The Tde1 translocation is proposed through six steps. Step 1: Tde1 forms a complex with Tdi1 and Tap1 in the attacker cell. Step 2: Tap1–Tde1–Tdi1 complex binds to the VgrG and the Hcp‐VgrG‐PAAR puncturing device carrying Tde1–effector complex is loaded onto the membrane‐associated baseplate. Step 3: Hcp tube and TssB/C sheath polymerize on the Tde1‐loaded VgrG/baseplate while Tdi1 and Tap1 fall off with unknown mechanisms before or upon firing. Step 4: TssBC sheath contracts and ejects Tde1 into the target cell periplasm or cytoplasm. Step 5: The glycine zipper(s) on the N‐terminus of Tde1 permeabilize the target cell membrane. Step 6: Intact or truncated Tde1 proteins attack DNA for degradation in the target cell.
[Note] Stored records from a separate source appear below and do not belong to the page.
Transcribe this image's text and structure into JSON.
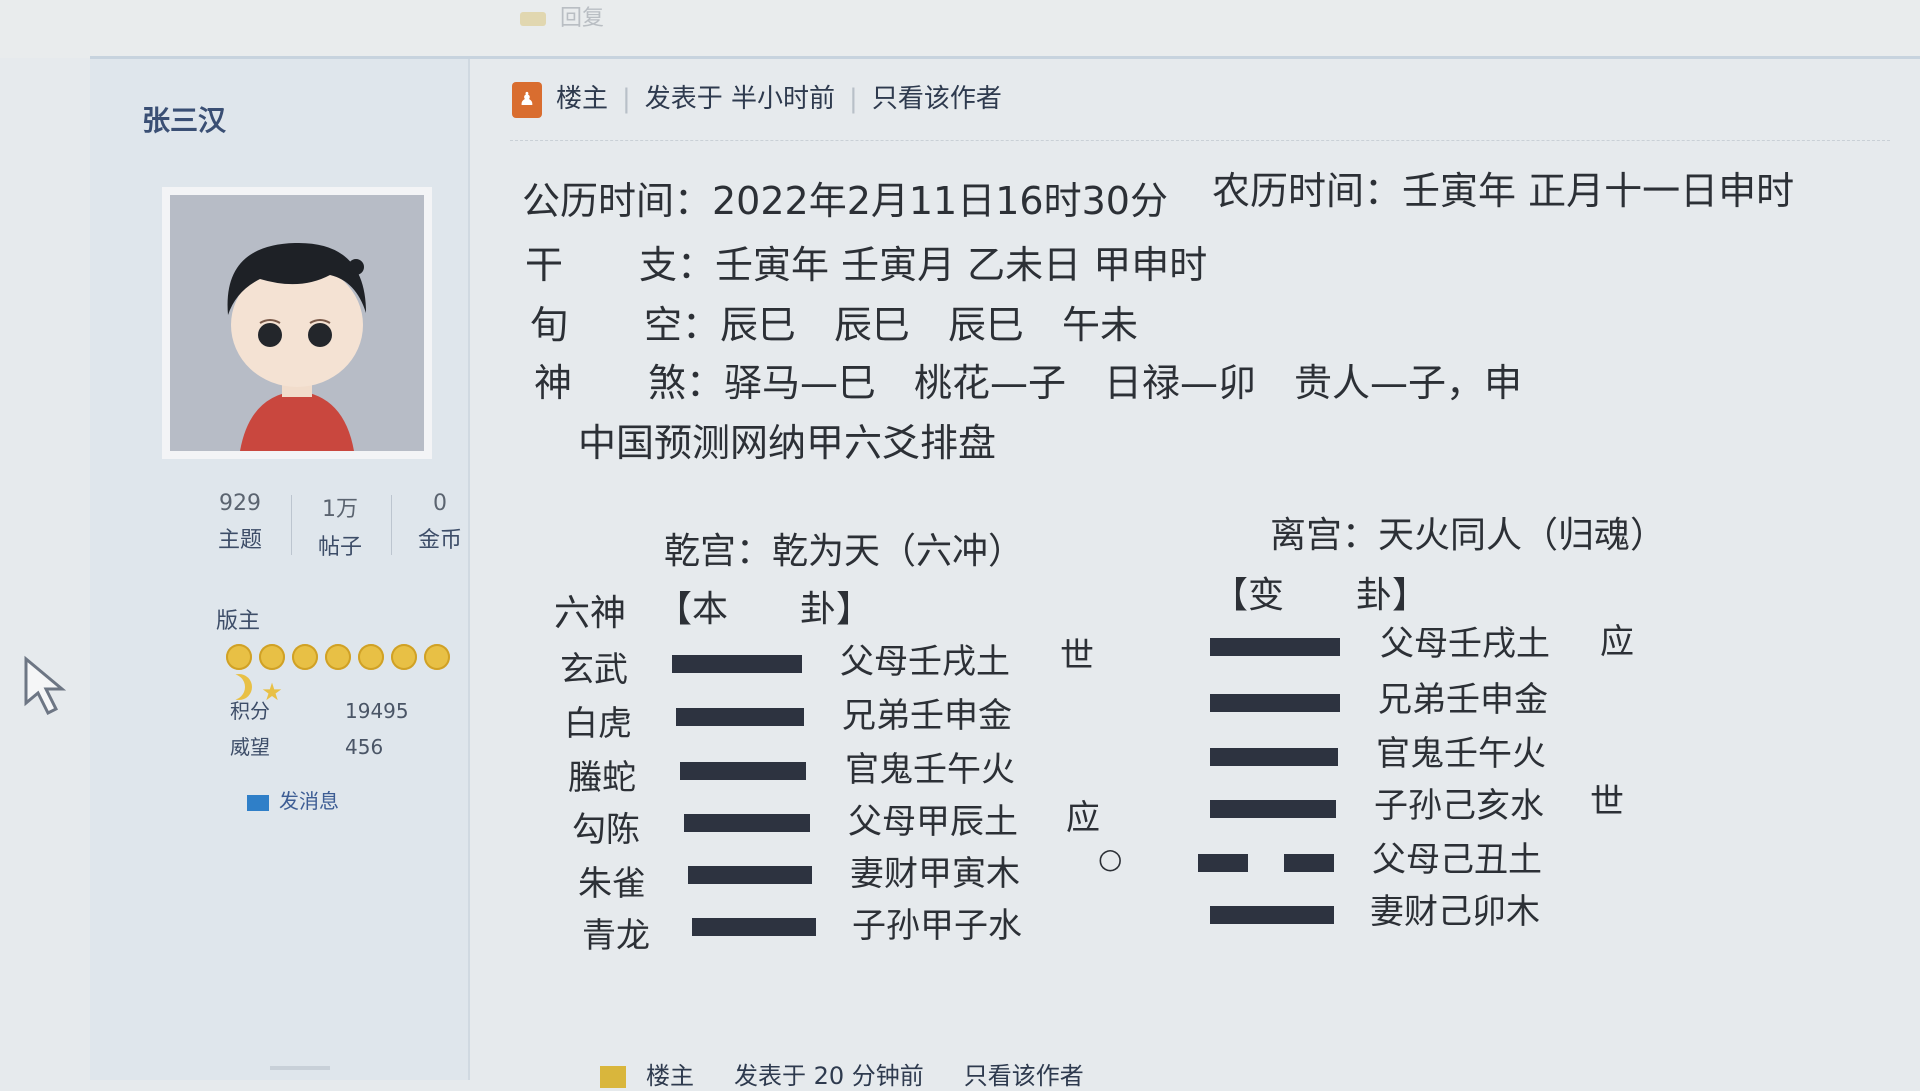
{
  "top_tab": "回复",
  "sidebar": {
    "username": "张三汉",
    "stats": [
      {
        "value": "929",
        "label": "主题"
      },
      {
        "value": "1万",
        "label": "帖子"
      },
      {
        "value": "0",
        "label": "金币"
      }
    ],
    "rank": "版主",
    "points_label": "积分",
    "points_value": "19495",
    "prestige_label": "威望",
    "prestige_value": "456",
    "send_message": "发消息"
  },
  "post_header": {
    "owner": "楼主",
    "posted": "发表于 半小时前",
    "only_author": "只看该作者"
  },
  "info": {
    "solar": "公历时间：2022年2月11日16时30分",
    "lunar": "农历时间：壬寅年 正月十一日申时",
    "ganzhi_label": "干　　支：",
    "ganzhi": "壬寅年 壬寅月 乙未日 甲申时",
    "xunkong_label": "旬　　空：",
    "xunkong": "辰巳　辰巳　辰巳　午未",
    "shensha_label": "神　　煞：",
    "shensha": "驿马—巳　桃花—子　日禄—卯　贵人—子，申",
    "source": "中国预测网纳甲六爻排盘"
  },
  "hexagram": {
    "main_title": "乾宫：乾为天（六冲）",
    "changed_title": "离宫：天火同人（归魂）",
    "liushen_head": "六神",
    "main_head": "【本　　卦】",
    "changed_head": "【变　　卦】",
    "rows": [
      {
        "shen": "玄武",
        "main": "父母壬戌土",
        "main_mark": "世",
        "moving": "",
        "changed": "父母壬戌土",
        "changed_mark": "应",
        "main_yin": false,
        "changed_yin": false
      },
      {
        "shen": "白虎",
        "main": "兄弟壬申金",
        "main_mark": "",
        "moving": "",
        "changed": "兄弟壬申金",
        "changed_mark": "",
        "main_yin": false,
        "changed_yin": false
      },
      {
        "shen": "螣蛇",
        "main": "官鬼壬午火",
        "main_mark": "",
        "moving": "",
        "changed": "官鬼壬午火",
        "changed_mark": "",
        "main_yin": false,
        "changed_yin": false
      },
      {
        "shen": "勾陈",
        "main": "父母甲辰土",
        "main_mark": "应",
        "moving": "",
        "changed": "子孙己亥水",
        "changed_mark": "世",
        "main_yin": false,
        "changed_yin": false
      },
      {
        "shen": "朱雀",
        "main": "妻财甲寅木",
        "main_mark": "",
        "moving": "○",
        "changed": "父母己丑土",
        "changed_mark": "",
        "main_yin": false,
        "changed_yin": true
      },
      {
        "shen": "青龙",
        "main": "子孙甲子水",
        "main_mark": "",
        "moving": "",
        "changed": "妻财己卯木",
        "changed_mark": "",
        "main_yin": false,
        "changed_yin": false
      }
    ]
  },
  "bottom_header": {
    "owner": "楼主",
    "posted": "发表于 20 分钟前",
    "only_author": "只看该作者"
  }
}
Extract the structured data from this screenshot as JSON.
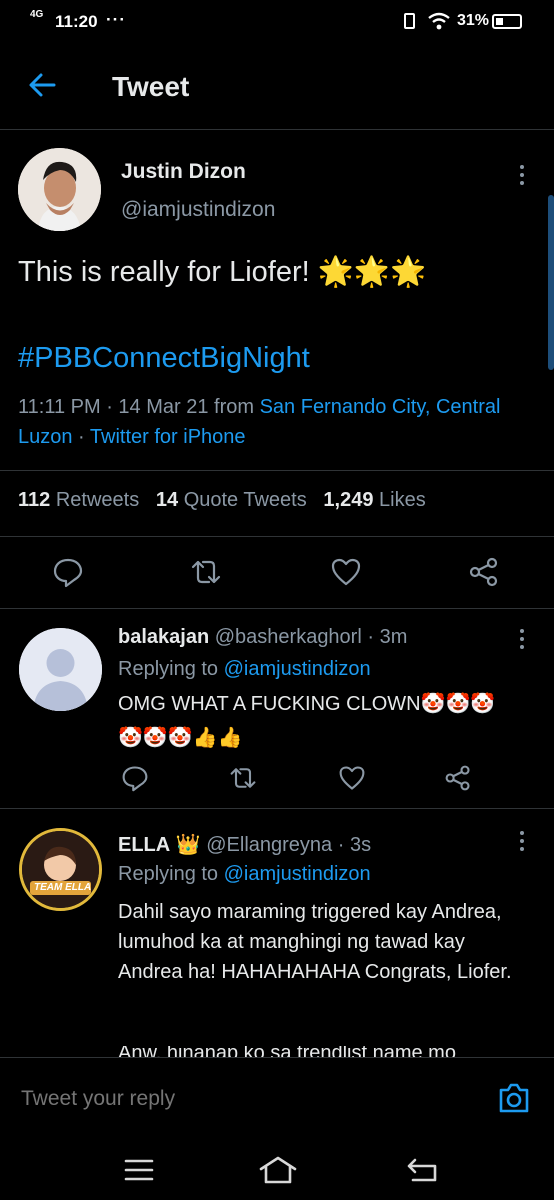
{
  "status_bar": {
    "network": "4G",
    "time": "11:20",
    "battery": "31%"
  },
  "header": {
    "title": "Tweet"
  },
  "main_tweet": {
    "name": "Justin Dizon",
    "handle": "@iamjustindizon",
    "text": "This is really for Liofer! 🌟🌟🌟",
    "hashtag": "#PBBConnectBigNight",
    "timestamp": "11:11 PM · 14 Mar 21 from ",
    "location": "San Fernando City, Central Luzon",
    "sep": " · ",
    "source": "Twitter for iPhone",
    "retweets": "112",
    "retweets_label": "Retweets",
    "quotes": "14",
    "quotes_label": "Quote Tweets",
    "likes": "1,249",
    "likes_label": "Likes"
  },
  "replies": [
    {
      "name": "balakajan",
      "handle": "@basherkaghorl",
      "time": "· 3m",
      "replying_label": "Replying to",
      "replying_to": "@iamjustindizon",
      "text_line1": "OMG WHAT A FUCKING CLOWN🤡🤡🤡",
      "text_line2": "🤡🤡🤡👍👍"
    },
    {
      "name": "ELLA",
      "crown": "👑",
      "handle": "@Ellangreyna",
      "time": "· 3s",
      "replying_label": "Replying to",
      "replying_to": "@iamjustindizon",
      "text": "Dahil sayo maraming triggered kay Andrea, lumuhod ka at manghingi ng tawad kay Andrea ha! HAHAHAHAHA Congrats, Liofer.",
      "text_cut": "Anw, hinanap ko sa trendlist name mo",
      "avatar_label": "TEAM ELLA"
    }
  ],
  "reply_bar": {
    "placeholder": "Tweet your reply"
  },
  "colors": {
    "accent": "#1d9bf0",
    "background": "#000000",
    "muted": "#8b98a5",
    "divider": "#2f3336"
  },
  "icons": [
    "back-arrow-icon",
    "kebab-icon",
    "reply-icon",
    "retweet-icon",
    "like-icon",
    "share-icon",
    "camera-icon",
    "menu-icon",
    "home-icon",
    "back-icon"
  ]
}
Figure EV5. Structural prediction of the Tde1 N‐terminus with similarity to pyocin S5 and colicins

1. Predicted results of N‐terminal Tde1 (1–97) as a query reveal structural similarity to pyocin S5 and colicin Ia with high confidence.

2. N‐terminal Tde1 with structural similarity to pore‐forming domain of the pyocin S5, colicines, and other membrane perturbing proteins based on Phyre2 prediction.

3. Cartoon model of the Tde1 (residue 10–62) by using on the basis of the crystal structure of Pyocin S5 (PDB 6THK) with 77.3% of confidence level. All glycine residues of the predicted glycine zipper motif of Tde1 were indicated.

4. Superimposition of N‐Tde1 and pore‐forming domain of pyocin S5. Tde1 N‐terminus is in red, and the partially pore‐forming domain of pyocin S5 is in teal; G³⁹ and G⁴³ in the putative glycine zipper motif are highlighted in green.

Data information: All data were analyzed by Phyre2 server.